His necromancer power made it rise in the air, rotating slightly before us. I took an unconscious step back, watching as the bones started to reattach, and the skin began to regrow. Hyde’s hands started shaking as he poured more magic out, and within seconds, the bones were gone from view completely, all of them covered with stringy muscles and sallow, stretched skin that was the color of old milk. Feet, calves, hips, stomach, chest, arms, head, the woman slowly filled out from a scaffolding of cartilage to a porcelain zombie.

She continued to hang in the air, her lace dress barely connected with a mixture of dangling threads and spider webs. It was a haunting display that was equally beautiful and terrifying. I was so busy watching her that I hadn’t noticed how much Hyde started wavering or his skin growing impossibly pale. I turned to look at him the moment Emilia took her first breath, and I watched in horror as his cheeks hollowed and his eyes rolled back.

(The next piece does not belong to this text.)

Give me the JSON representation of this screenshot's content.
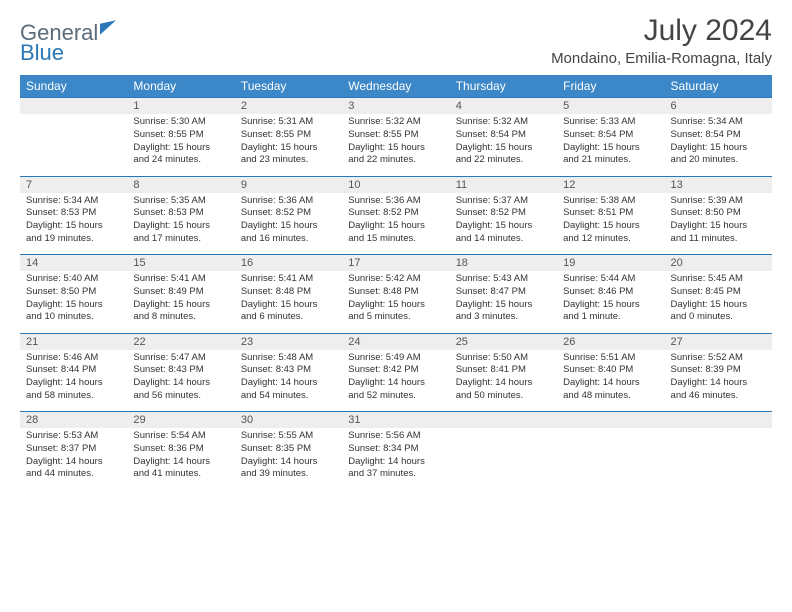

“Hyde!” I screamed, rushing to his side. I tried to catch him, but I was too slow. His head hit the stone floor and blood oozed out from the gash. “Oh, shit,” I cursed. I reached down and yanked my combat boot off before ripping the sock from my foot and pressing it to the wound to stop the bleeding. “What did you do, you crazy necro?” I chastised him, shaking him slightly, but he didn’t wake up.

“Oh, that’s quite a lot of blood, isn’t it?” a voice asked, sounding like rusted metal blowing in the wind. I snapped my head over to the coffin and swallowed a scream at the woman sitting there. Her clothes were so worn I could see her body through the holes in them. Her bright blue eyes were the color of the ocean, and her nose was tiny.